患者発見の端緒となったのは,石川県での11月12日(21:30)のコレラ初発患者の決定であった。翌13日(8:30)県公衆衛生課から,石川県の初発患者の同行者5名,同乗者55名および接触者(石川県患者の勤務先が富山県大島町のN電工であり,同患者が菌決定前に出勤し,職場の風呂に真先に入るというハプニングがあり,接触者43名)が県下にいるとの報告を受け,直ちに準備にかかった。当日15:00までに実際に検体が搬入されたのは,同行者5名と同乗者23名分であった。そのうち,同乗者である氷見のマニラ観光グループ3名中1名(33才,♂,会社員,T.M.,11月10日帰国,当日腹痛,水様下痢3〜4回,嘔吐2〜3回)から,TCBS,PMT直接培養,Ap1次増菌→TCBS,PMT分離培養のすべてにコレラ菌エルトールオガワ型を分離した(11月14日23:00には衛研においてコレラと確定,翌15日9:30に予研において同定された)。そこで,一方では石川県の患者(同県では初発患者と同じグループから,その後2名の患者と1名の疑似患者が13〜14日に見出され,更におくれて19日には1名が保菌者として発見されている)との関係者の検査を続けながら,15日からは氷見の患者の同行者,同乗者,接触者,同時期旅行者の検査を実施したところ,11月16日20:00までに搬入された同時期の別のマニラ観光グループ(11月11日帰国の小矢部のグループ8名中4名分)から1名(56才,♂,農業,K.C.,11月10日水様下痢3〜4回,11月15日同じく水様下痢4〜5回,6年前に胃を2/3切除)はTCBS,ビブリオ寒天,PMT直接培養,Ap1次増菌,→TCBS,ビブリオ寒天,PMT分離培養のすべてから,他の1名(43才,♂,団体職員,A.U.,11月16日軟便程度)はAp1次増菌→TCBS,ビブリオ寒天,PMT分離培養から,共にコレラ菌エルトールイナバ型を分離した。患者K.C.については,衛研においてコレラ菌と確定したのは17日22:00であった。前述の氷見患者とは直接関係なく,菌型も異なることから,新たな初発患者として直ちに予研に持参し,翌18日9:00予研にて同定された。
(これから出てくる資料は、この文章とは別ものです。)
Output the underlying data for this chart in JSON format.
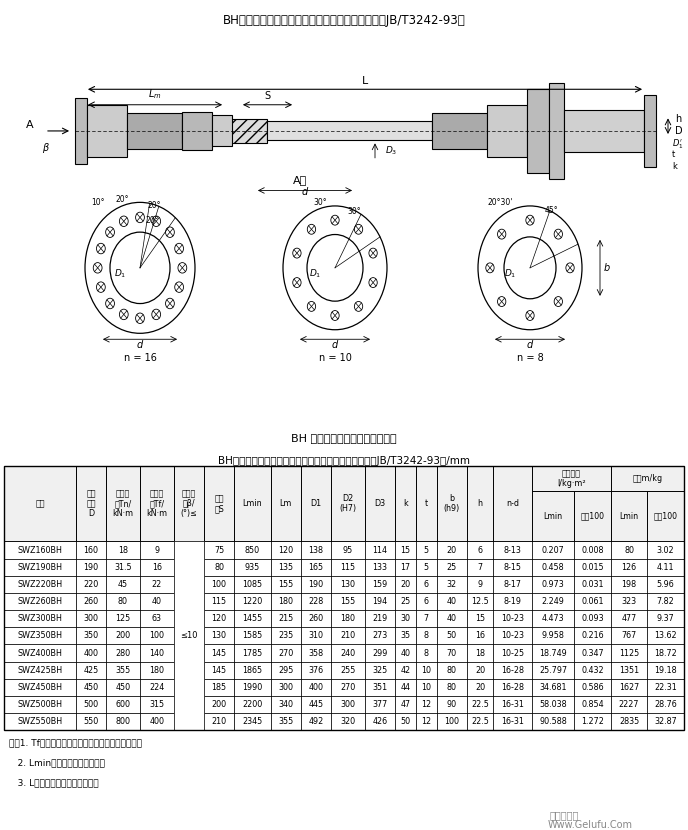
{
  "title_top": "BH型标准伸缩焊接式万向联轴器外形及安装尺寸（JB/T3242-93）",
  "table_title": "BH型标准伸缩焊接式万向联轴器基本参数和主要尺寸（JB/T3242-93）/mm",
  "caption_bottom": "BH 型标准伸缩焊接式万向联轴器",
  "note1": "注：1. Tf为在交变负荷下按疲劳强度所允许的转矩。",
  "note2": "   2. Lmin为缩短后的最小长度。",
  "note3": "   3. L为安装长度，按需要确定。",
  "watermark1": "格鲁夫机械",
  "watermark2": "Www.Gelufu.Com",
  "data_rows": [
    [
      "SWZ160BH",
      "160",
      "18",
      "9",
      "75",
      "850",
      "120",
      "138",
      "95",
      "114",
      "15",
      "5",
      "20",
      "6",
      "8-13",
      "0.207",
      "0.008",
      "80",
      "3.02"
    ],
    [
      "SWZ190BH",
      "190",
      "31.5",
      "16",
      "80",
      "935",
      "135",
      "165",
      "115",
      "133",
      "17",
      "5",
      "25",
      "7",
      "8-15",
      "0.458",
      "0.015",
      "126",
      "4.11"
    ],
    [
      "SWZ220BH",
      "220",
      "45",
      "22",
      "100",
      "1085",
      "155",
      "190",
      "130",
      "159",
      "20",
      "6",
      "32",
      "9",
      "8-17",
      "0.973",
      "0.031",
      "198",
      "5.96"
    ],
    [
      "SWZ260BH",
      "260",
      "80",
      "40",
      "115",
      "1220",
      "180",
      "228",
      "155",
      "194",
      "25",
      "6",
      "40",
      "12.5",
      "8-19",
      "2.249",
      "0.061",
      "323",
      "7.82"
    ],
    [
      "SWZ300BH",
      "300",
      "125",
      "63",
      "120",
      "1455",
      "215",
      "260",
      "180",
      "219",
      "30",
      "7",
      "40",
      "15",
      "10-23",
      "4.473",
      "0.093",
      "477",
      "9.37"
    ],
    [
      "SWZ350BH",
      "350",
      "200",
      "100",
      "130",
      "1585",
      "235",
      "310",
      "210",
      "273",
      "35",
      "8",
      "50",
      "16",
      "10-23",
      "9.958",
      "0.216",
      "767",
      "13.62"
    ],
    [
      "SWZ400BH",
      "400",
      "280",
      "140",
      "145",
      "1785",
      "270",
      "358",
      "240",
      "299",
      "40",
      "8",
      "70",
      "18",
      "10-25",
      "18.749",
      "0.347",
      "1125",
      "18.72"
    ],
    [
      "SWZ425BH",
      "425",
      "355",
      "180",
      "145",
      "1865",
      "295",
      "376",
      "255",
      "325",
      "42",
      "10",
      "80",
      "20",
      "16-28",
      "25.797",
      "0.432",
      "1351",
      "19.18"
    ],
    [
      "SWZ450BH",
      "450",
      "450",
      "224",
      "185",
      "1990",
      "300",
      "400",
      "270",
      "351",
      "44",
      "10",
      "80",
      "20",
      "16-28",
      "34.681",
      "0.586",
      "1627",
      "22.31"
    ],
    [
      "SWZ500BH",
      "500",
      "600",
      "315",
      "200",
      "2200",
      "340",
      "445",
      "300",
      "377",
      "47",
      "12",
      "90",
      "22.5",
      "16-31",
      "58.038",
      "0.854",
      "2227",
      "28.76"
    ],
    [
      "SWZ550BH",
      "550",
      "800",
      "400",
      "210",
      "2345",
      "355",
      "492",
      "320",
      "426",
      "50",
      "12",
      "100",
      "22.5",
      "16-31",
      "90.588",
      "1.272",
      "2835",
      "32.87"
    ]
  ]
}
11月13日から22日までの10日間は,細菌部6名を中心とし,時に他部から応援を求めて24時間の検査態勢をとり,表1に示したように,ヒト286件,環境その他33件の検査を実施し,コレラに関しては2次感染もなく,環境からも全く菌は分離されなかった。患者は12月4日までに全員退院し,12月6日に事件は終息した。
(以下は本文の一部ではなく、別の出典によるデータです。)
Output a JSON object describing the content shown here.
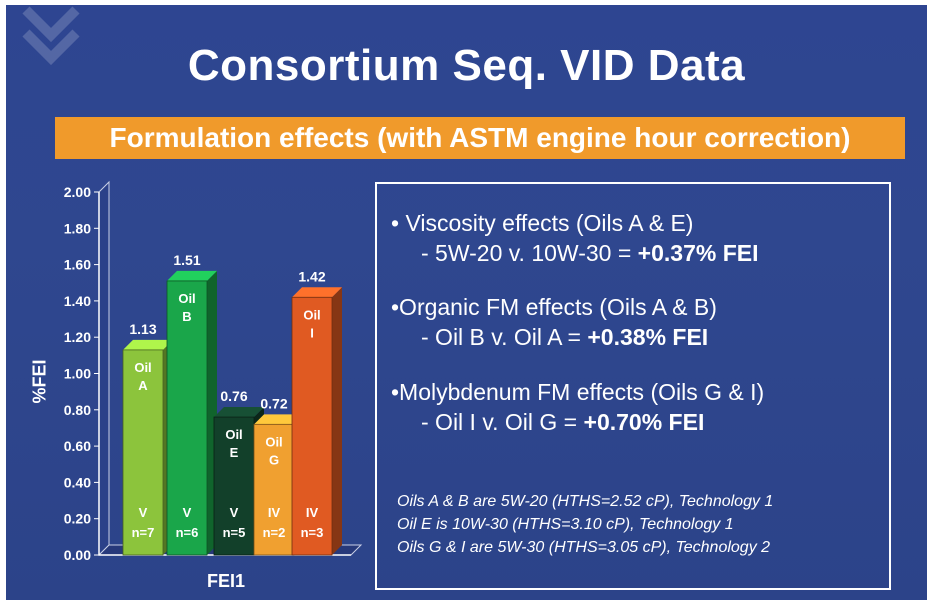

分離したコレラ菌の性状:氷見T.M.株(エルトールオガワ)は,TSI斜面が12時間培養以後,何日経っても全く赤くもどらないという点では,当研究所保存のアジアコレラの菌株に類似していたが,その他の性状,特に溶血性+,CCA+,ポリミクシンB50Unit耐性という点でエルトール型であった。小矢部のK.C.株とA.U.株(共にエルトールイナバ)は全く同一で,溶血性がほとんどないという点以外は,やはりエルトールの性状に一致した。氷見と小矢部の菌株の間には薬剤感受性のパターンにもやや違いが見られた。このように,氷見のグループと小矢部のグループの間に,分離されたコレラ菌が菌型を異にし,性状においても明瞭な違いを示したことは,検査する側にとっても,行政側にとっても,混乱を避ける上で好都合な面が多く,偶然のことといえ,その意味では幸いであった。
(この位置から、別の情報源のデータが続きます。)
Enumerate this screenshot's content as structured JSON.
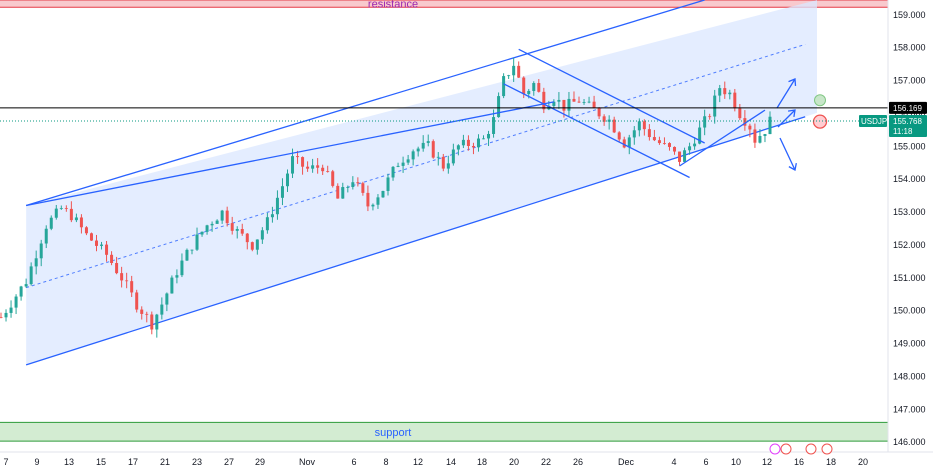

その他の腸管系病原細菌の分離について:表1には,コレラ菌と共に他の腸管系病原細菌の分離状況も記載したが,氷見のコレラ患者の同行者2名中1名(有症)から腸炎ビブリオO:3,K:7(神奈川現象陽性)が分離され,同じ氷見の同時期旅行者(有症,後にグループは別だが,小矢部コレラ患者と現地でほとんど同一行動をとったと判明)から白糖非分解NAGビブリオO:41(家兔結紮腸管試験陽性)が分離されている。また,小矢部のコレラ患者の同行者6名のうち1名(有症)から腸炎ビブリオO:3,K:6(神奈川現象陽性)が,他の1名(有症)からは白糖非分解NAGビブリオO:41(家兔結紮腸管試験陰性)が,更に他の1名(有症)からは腸炎ビブリオO:3,K:58(神奈川現象陽性)と白糖非分解NAGビブリオO:41(家兔結紮腸管試験陽性)が同時に分離されており,東南アジア旅行後の有症者について,腸管系病原細菌による汚染の多様性は我々の想像を越えるものであった。なお,白糖非分解NAGビブリオO: 41については,新潟衛研池村らが,1978年9月,同県下のサシミによると思われる食中毒事例から分離し(感染症学雑誌54(4),226,1980),De Paolaもまた白糖非分解NAGビブリオ(Serovar 不明)による下痢症を指摘しており(J. Food, Sci, 46(1),66,1981)本菌は疫学的にも重要な意味をもつものと思われる。
謝辞:2回にわたりコレラ菌を同定していただき,白糖非分解NAGビブリオのSerovarを決定していただいた予研島田俊雄先生に感謝します。